There are two code blocks below. The first block of code defines the function. The second code block creates the plot.

import cartopy.feature as cfeature
from cartopy.util import add_cyclic_point
import copy

# Generate a function for making panel plots of maps
## many of these features are not required, but provide additional control over plotting
def map_function(da, cb=0, cmap='viridis', panel=None,  ax=None, 
                 title=None, vmax=None, vmin=None, units=None,nbins=200):
    '''a function to make one subplot'''
    wrap_data, wrap_lon = add_cyclic_point(da.values, coord=da.lon)

    if ax is None: ax = plt.gca()

    # define the colormap, including the number of bins
    cmap = copy.copy(plt.get_cmap(cmap,nbins))
    im = ax.pcolormesh(wrap_lon,da.lat,wrap_data,
                   transform=ccrs.PlateCarree(),
                   vmax=vmax,vmin=vmin,cmap=cmap)

    # set the bounds of your plot
    ax.set_extent([-180,180,-56,85], crs=ccrs.PlateCarree())

    # add title & panel labels
    ax.set_title(title,loc='left', fontsize='large', fontweight='bold')
    ax.annotate(panel, xy=(0.05, 0.90), xycoords=ax.transAxes,
                ha='center', va='center',fontsize=16)    

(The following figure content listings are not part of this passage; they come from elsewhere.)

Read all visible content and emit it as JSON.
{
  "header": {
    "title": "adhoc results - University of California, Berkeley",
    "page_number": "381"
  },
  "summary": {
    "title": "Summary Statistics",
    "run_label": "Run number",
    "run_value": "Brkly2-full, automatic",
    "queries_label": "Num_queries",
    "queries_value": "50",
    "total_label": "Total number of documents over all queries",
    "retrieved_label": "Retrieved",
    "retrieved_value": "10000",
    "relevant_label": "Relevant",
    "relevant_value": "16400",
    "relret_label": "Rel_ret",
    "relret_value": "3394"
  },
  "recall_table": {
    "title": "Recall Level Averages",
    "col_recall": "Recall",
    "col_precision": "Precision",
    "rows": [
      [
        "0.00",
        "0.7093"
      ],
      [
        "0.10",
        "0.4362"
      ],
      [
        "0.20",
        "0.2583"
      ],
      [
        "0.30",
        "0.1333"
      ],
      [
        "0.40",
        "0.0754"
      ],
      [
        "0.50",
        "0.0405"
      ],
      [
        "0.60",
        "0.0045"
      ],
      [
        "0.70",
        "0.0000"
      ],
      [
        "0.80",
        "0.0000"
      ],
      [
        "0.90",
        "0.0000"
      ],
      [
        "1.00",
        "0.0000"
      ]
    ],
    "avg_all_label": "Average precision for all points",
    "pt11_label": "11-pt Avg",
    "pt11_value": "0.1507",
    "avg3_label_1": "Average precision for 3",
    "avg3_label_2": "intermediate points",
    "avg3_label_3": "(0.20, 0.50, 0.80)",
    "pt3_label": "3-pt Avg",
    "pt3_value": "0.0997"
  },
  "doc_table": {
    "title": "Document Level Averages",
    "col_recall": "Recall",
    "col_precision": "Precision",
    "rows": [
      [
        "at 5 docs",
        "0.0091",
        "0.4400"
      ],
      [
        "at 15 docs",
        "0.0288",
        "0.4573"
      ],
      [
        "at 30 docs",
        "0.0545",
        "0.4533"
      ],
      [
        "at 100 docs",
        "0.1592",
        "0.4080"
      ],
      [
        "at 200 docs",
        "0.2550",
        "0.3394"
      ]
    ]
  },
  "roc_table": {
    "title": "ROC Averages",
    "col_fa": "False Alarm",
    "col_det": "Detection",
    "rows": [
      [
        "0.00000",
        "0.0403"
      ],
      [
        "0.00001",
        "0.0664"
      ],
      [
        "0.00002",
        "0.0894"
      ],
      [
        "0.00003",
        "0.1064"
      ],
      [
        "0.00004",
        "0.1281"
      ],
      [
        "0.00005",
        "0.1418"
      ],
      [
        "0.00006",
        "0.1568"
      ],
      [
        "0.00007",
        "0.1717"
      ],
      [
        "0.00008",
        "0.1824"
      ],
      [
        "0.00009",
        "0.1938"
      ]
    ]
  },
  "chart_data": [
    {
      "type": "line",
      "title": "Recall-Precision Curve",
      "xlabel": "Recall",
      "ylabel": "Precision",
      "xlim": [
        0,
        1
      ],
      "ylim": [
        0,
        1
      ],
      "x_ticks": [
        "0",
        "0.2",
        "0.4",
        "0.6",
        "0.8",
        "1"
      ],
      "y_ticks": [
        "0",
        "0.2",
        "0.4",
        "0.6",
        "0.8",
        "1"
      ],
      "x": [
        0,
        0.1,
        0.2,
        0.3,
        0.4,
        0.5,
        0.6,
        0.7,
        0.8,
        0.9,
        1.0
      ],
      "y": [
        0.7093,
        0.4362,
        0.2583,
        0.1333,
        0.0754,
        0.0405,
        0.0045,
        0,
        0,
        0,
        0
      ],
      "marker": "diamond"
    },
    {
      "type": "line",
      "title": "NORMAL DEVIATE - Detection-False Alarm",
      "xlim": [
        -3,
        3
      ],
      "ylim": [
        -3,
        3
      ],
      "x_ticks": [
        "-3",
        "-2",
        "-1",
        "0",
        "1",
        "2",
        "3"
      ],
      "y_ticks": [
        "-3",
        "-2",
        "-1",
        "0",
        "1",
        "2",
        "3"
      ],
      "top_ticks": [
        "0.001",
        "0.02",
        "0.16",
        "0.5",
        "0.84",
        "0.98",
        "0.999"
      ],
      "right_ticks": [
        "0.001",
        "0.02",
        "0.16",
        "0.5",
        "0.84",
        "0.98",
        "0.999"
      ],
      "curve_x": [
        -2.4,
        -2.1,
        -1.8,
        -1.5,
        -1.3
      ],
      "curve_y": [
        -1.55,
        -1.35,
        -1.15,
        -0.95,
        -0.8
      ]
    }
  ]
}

    # add plotting features
    ax.coastlines()
    ocean = ax.add_feature(
        cfeature.NaturalEarthFeature('physical','ocean','110m', facecolor='white'))
    
    # control colorbars on each plot & their location
    if cb == 1:
        cbar = fig.colorbar(im, ax=ax,pad=0.02, fraction = 0.03, orientation='horizontal')
        cbar.set_label(units,size=12,fontweight='bold')
    if cb == 2:
        cbar = fig.colorbar(im, ax=ax,pad=0.02, fraction = 0.05, orientation='vertical')    
        cbar.set_label(units,size=12)#,weight='bold')

Now make the plot!#

i = 0
fig, axes = plt.subplots(nrows=2, ncols=1, figsize=(13,6), constrained_layout=True,
                         subplot_kw=dict(projection=ccrs.Robinson()))
for index, ax in np.ndenumerate(axes):
    if i == 0:
        plotData = dsAnn.ELAI.isel(sim=1,time=0).drop(['sim','time'])
        map_function(plotData, ax=ax,cb=2,
                     panel='(a)', nbins=10,
                     vmax=5,vmin=0,
                     units='FATESsp, Annual ELAI')
    if i == 1:
        plotData = (dsAnn.ELAI.isel(sim=1,time=0)- \
                    dsAnn.ELAI.isel(sim=0,time=0))
        map_function(plotData, ax=ax,cb=2,panel='(b)',
                     units='Differences FATESsp-CTSM5.1',
                     cmap='bwr',nbins=7,
                     vmax=0.75,vmin=-0.75)    
                     
    i = i+1
../_images/Day1b_GlobalVisualization_47_0.png

Extra credit challenge#

If you have extra time & energy, try running through this notebook with other variables. Interesting options could include:

  • Canopy evaporation (FCEV) or

  • GPP (FPSN in CLM5.1-sp and FATES_GPP in FATES)

HINT: pay attention to units for these challenges. Variables may also need to be renamed and units modified to combine datasets (i.e., the GPP challenge is harder!).